Obama may demand ``greater burden-sharing'' from European allies in Afghanistan, said Eckart von Klaeden, foreign-affairs spokesman for Merkel's Christian Democrats.
Afghan Presence
That's a potential problem for Germany, which has about 3,500 military personnel based in the relatively more peaceful north of Afghanistan. While Merkel's government last month pledged to increase Germany's maximum deployment in Afghanistan to 4,500 soldiers, it's so far resisted North Atlantic Treaty Organization calls to expand its contingent to the south and east, where the U.S., the U.K., Canada and the Netherlands are bearing the brunt of the fighting against Taliban insurgents.
``I'll make clear our limitations'' on Afghanistan to Obama, Merkel told reporters in Berlin yesterday. Questions of ``how much responsibility Germany would take on military issues, and how much responsibility Europe as such would assume will emerge'' regardless of whether Obama or Arizona Senator John McCain, the presumptive Republican nominee, becomes U.S. president, Merkel said.
Obama made a predawn visit to Jerusalem's Western Wall today, a symbolic gesture that capped off his trip to Israel where he repeatedly stressed his commitment to the country's security. He is scheduled to meet with French President Nicolas Sarkozy in Paris tomorrow before concluding his tour on July 26 in London with talks with Prime Minister Gordon Brown.
Combat Operations
During his meetings, he will likely propose closer partnership while make the case for more troops and fewer restrictions on combat operations in joint missions, the Financial Times cited Susan Rice, Obama's senior foreign-policy adviser, as saying in an interview published on July 22.

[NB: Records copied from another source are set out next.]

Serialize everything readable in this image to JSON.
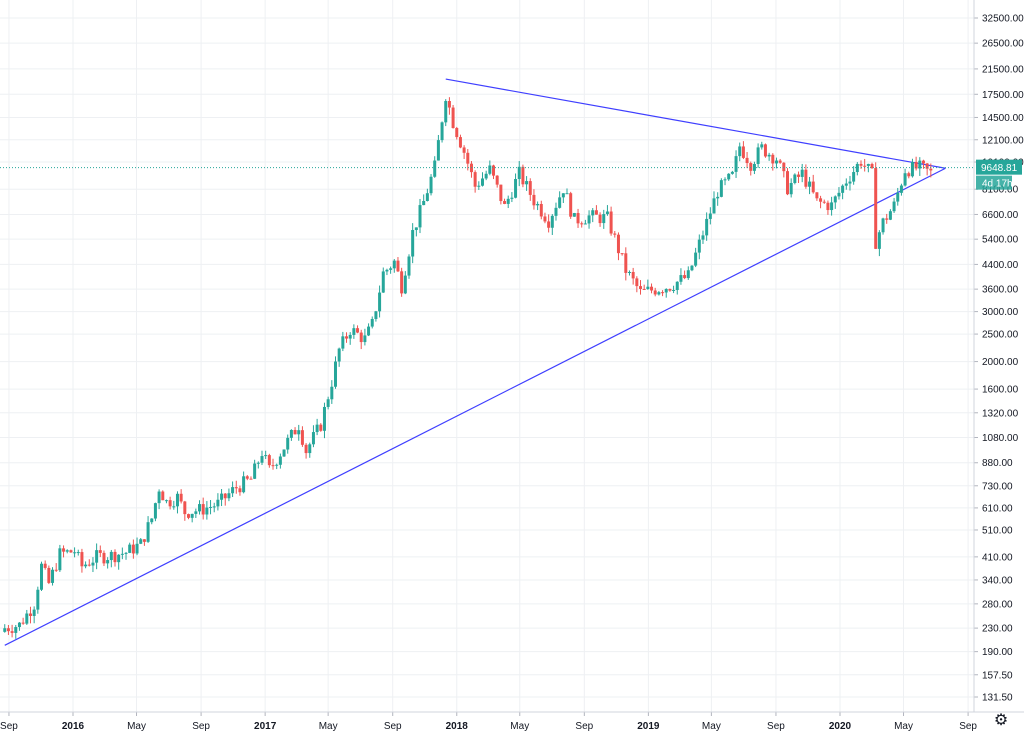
{
  "chart_data": {
    "type": "candlestick",
    "title": "",
    "y_scale": "log",
    "grid": true,
    "colors": {
      "up": "#26a69a",
      "down": "#ef5350",
      "trendline": "#3f3fff",
      "price_line": "#26a69a",
      "grid": "#eef0f3",
      "axis": "#d1d4dc"
    },
    "y_ticks": [
      "32500.00",
      "26500.00",
      "21500.00",
      "17500.00",
      "14500.00",
      "12100.00",
      "10100.00",
      "8100.00",
      "6600.00",
      "5400.00",
      "4400.00",
      "3600.00",
      "3000.00",
      "2500.00",
      "2000.00",
      "1600.00",
      "1320.00",
      "1080.00",
      "880.00",
      "730.00",
      "610.00",
      "510.00",
      "410.00",
      "340.00",
      "280.00",
      "230.00",
      "190.00",
      "157.50",
      "131.50"
    ],
    "x_ticks": [
      {
        "label": "Sep",
        "date": "2015-09-01",
        "bold": false
      },
      {
        "label": "2016",
        "date": "2016-01-01",
        "bold": true
      },
      {
        "label": "May",
        "date": "2016-05-01",
        "bold": false
      },
      {
        "label": "Sep",
        "date": "2016-09-01",
        "bold": false
      },
      {
        "label": "2017",
        "date": "2017-01-01",
        "bold": true
      },
      {
        "label": "May",
        "date": "2017-05-01",
        "bold": false
      },
      {
        "label": "Sep",
        "date": "2017-09-01",
        "bold": false
      },
      {
        "label": "2018",
        "date": "2018-01-01",
        "bold": true
      },
      {
        "label": "May",
        "date": "2018-05-01",
        "bold": false
      },
      {
        "label": "Sep",
        "date": "2018-09-01",
        "bold": false
      },
      {
        "label": "2019",
        "date": "2019-01-01",
        "bold": true
      },
      {
        "label": "May",
        "date": "2019-05-01",
        "bold": false
      },
      {
        "label": "Sep",
        "date": "2019-09-01",
        "bold": false
      },
      {
        "label": "2020",
        "date": "2020-01-01",
        "bold": true
      },
      {
        "label": "May",
        "date": "2020-05-01",
        "bold": false
      },
      {
        "label": "Sep",
        "date": "2020-09-01",
        "bold": false
      }
    ],
    "series": [
      {
        "date": "2015-08-24",
        "close": 230
      },
      {
        "date": "2015-09-21",
        "close": 236
      },
      {
        "date": "2015-10-19",
        "close": 280
      },
      {
        "date": "2015-11-02",
        "close": 380
      },
      {
        "date": "2015-11-16",
        "close": 330
      },
      {
        "date": "2015-12-07",
        "close": 420
      },
      {
        "date": "2016-01-04",
        "close": 430
      },
      {
        "date": "2016-01-18",
        "close": 380
      },
      {
        "date": "2016-02-15",
        "close": 410
      },
      {
        "date": "2016-03-14",
        "close": 415
      },
      {
        "date": "2016-04-11",
        "close": 425
      },
      {
        "date": "2016-05-09",
        "close": 455
      },
      {
        "date": "2016-05-30",
        "close": 560
      },
      {
        "date": "2016-06-13",
        "close": 720
      },
      {
        "date": "2016-06-27",
        "close": 640
      },
      {
        "date": "2016-07-18",
        "close": 665
      },
      {
        "date": "2016-08-01",
        "close": 590
      },
      {
        "date": "2016-08-29",
        "close": 600
      },
      {
        "date": "2016-10-03",
        "close": 630
      },
      {
        "date": "2016-11-07",
        "close": 720
      },
      {
        "date": "2016-12-05",
        "close": 770
      },
      {
        "date": "2016-12-26",
        "close": 960
      },
      {
        "date": "2017-01-09",
        "close": 830
      },
      {
        "date": "2017-02-06",
        "close": 1000
      },
      {
        "date": "2017-03-06",
        "close": 1200
      },
      {
        "date": "2017-03-20",
        "close": 970
      },
      {
        "date": "2017-04-17",
        "close": 1200
      },
      {
        "date": "2017-05-08",
        "close": 1700
      },
      {
        "date": "2017-05-22",
        "close": 2200
      },
      {
        "date": "2017-06-12",
        "close": 2600
      },
      {
        "date": "2017-07-10",
        "close": 2400
      },
      {
        "date": "2017-07-24",
        "close": 2700
      },
      {
        "date": "2017-08-14",
        "close": 4100
      },
      {
        "date": "2017-09-04",
        "close": 4500
      },
      {
        "date": "2017-09-18",
        "close": 3700
      },
      {
        "date": "2017-10-09",
        "close": 5700
      },
      {
        "date": "2017-10-30",
        "close": 7300
      },
      {
        "date": "2017-11-20",
        "close": 9700
      },
      {
        "date": "2017-12-11",
        "close": 17500
      },
      {
        "date": "2017-12-25",
        "close": 14000
      },
      {
        "date": "2018-01-15",
        "close": 11000
      },
      {
        "date": "2018-02-05",
        "close": 8300
      },
      {
        "date": "2018-03-05",
        "close": 9500
      },
      {
        "date": "2018-04-02",
        "close": 7000
      },
      {
        "date": "2018-04-30",
        "close": 9200
      },
      {
        "date": "2018-05-28",
        "close": 7400
      },
      {
        "date": "2018-06-25",
        "close": 6300
      },
      {
        "date": "2018-07-23",
        "close": 8200
      },
      {
        "date": "2018-08-13",
        "close": 6300
      },
      {
        "date": "2018-09-10",
        "close": 6500
      },
      {
        "date": "2018-10-15",
        "close": 6400
      },
      {
        "date": "2018-11-19",
        "close": 4200
      },
      {
        "date": "2018-12-17",
        "close": 3500
      },
      {
        "date": "2019-01-14",
        "close": 3600
      },
      {
        "date": "2019-02-11",
        "close": 3700
      },
      {
        "date": "2019-03-18",
        "close": 4000
      },
      {
        "date": "2019-04-08",
        "close": 5200
      },
      {
        "date": "2019-05-13",
        "close": 8000
      },
      {
        "date": "2019-06-10",
        "close": 9000
      },
      {
        "date": "2019-06-24",
        "close": 11500
      },
      {
        "date": "2019-07-15",
        "close": 10000
      },
      {
        "date": "2019-08-05",
        "close": 11300
      },
      {
        "date": "2019-09-02",
        "close": 10400
      },
      {
        "date": "2019-09-23",
        "close": 8200
      },
      {
        "date": "2019-10-21",
        "close": 9200
      },
      {
        "date": "2019-11-18",
        "close": 7300
      },
      {
        "date": "2019-12-16",
        "close": 7100
      },
      {
        "date": "2020-01-13",
        "close": 8700
      },
      {
        "date": "2020-02-10",
        "close": 10200
      },
      {
        "date": "2020-03-02",
        "close": 9100
      },
      {
        "date": "2020-03-09",
        "close": 5300
      },
      {
        "date": "2020-03-23",
        "close": 6200
      },
      {
        "date": "2020-04-13",
        "close": 7100
      },
      {
        "date": "2020-05-04",
        "close": 9500
      },
      {
        "date": "2020-06-01",
        "close": 9650
      },
      {
        "date": "2020-06-29",
        "close": 9100
      },
      {
        "date": "2020-07-13",
        "close": 9648.81
      }
    ],
    "trendlines": [
      {
        "name": "upper",
        "points": [
          {
            "date": "2017-12-11",
            "price": 19800
          },
          {
            "date": "2020-07-20",
            "price": 9600
          }
        ]
      },
      {
        "name": "lower",
        "points": [
          {
            "date": "2015-08-24",
            "price": 200
          },
          {
            "date": "2020-07-20",
            "price": 9600
          }
        ]
      }
    ],
    "last_price": {
      "value": 9648.81,
      "label": "9648.81",
      "countdown": "4d 17h"
    }
  },
  "ui": {
    "settings_icon": "gear-icon"
  }
}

``Obama has made it very clear that he will channel the resources from Iraq into Afghanistan, because Afghanistan in his eyes is the right war to fight,'' said Techau. ``And for that right war to be successful, he will ask for more.''
Germany's U.S. ties reached a post-World War II low under Merkel's predecessor, Gerhard Schroeder, who refused to back President George W. Bush's war against Iraq. Merkel has since developed close links with Bush, while not shying away from calling for the closure of the Guantanamo Bay prison camp in Cuba, and pressed the U.S. into a stronger commitment on tackling climate change.
Obama Favored
Most Germans favor Obama over McCain, a Forsa poll for Stern magazine published yesterday showed. Sixty-one percent of 1,006 respondents want Obama to win the Nov. 4 presidential election. Another 46 percent said they support his policies, according to the survey, conducted July 17 and July 18. It has a margin of error of 3 percentage points.
Obama, on his first visit to Berlin, said that the speaking area was ``bigger than I realized.''
``We are sort of on the high wire all of the sudden,'' he told reporters on the plane to Berlin.
Constanze Stelzenmueller, director of the Berlin office of the German Marshall Fund, said there's a danger of Germans being over-optimistic about the message Obama will deliver in Berlin.
``I'm somewhat wondering about how realistic our expectations are,'' Stelzenmueller said, adding that she expects ``nothing concrete'' in terms of policy proposals. ``Ultimately, Obama has no choice but to pursue U.S. national interests, even though he displays multilateral instincts.''
``The German public has fallen in love with Obama -- even though we may not like his message,'' said zu Guttenberg.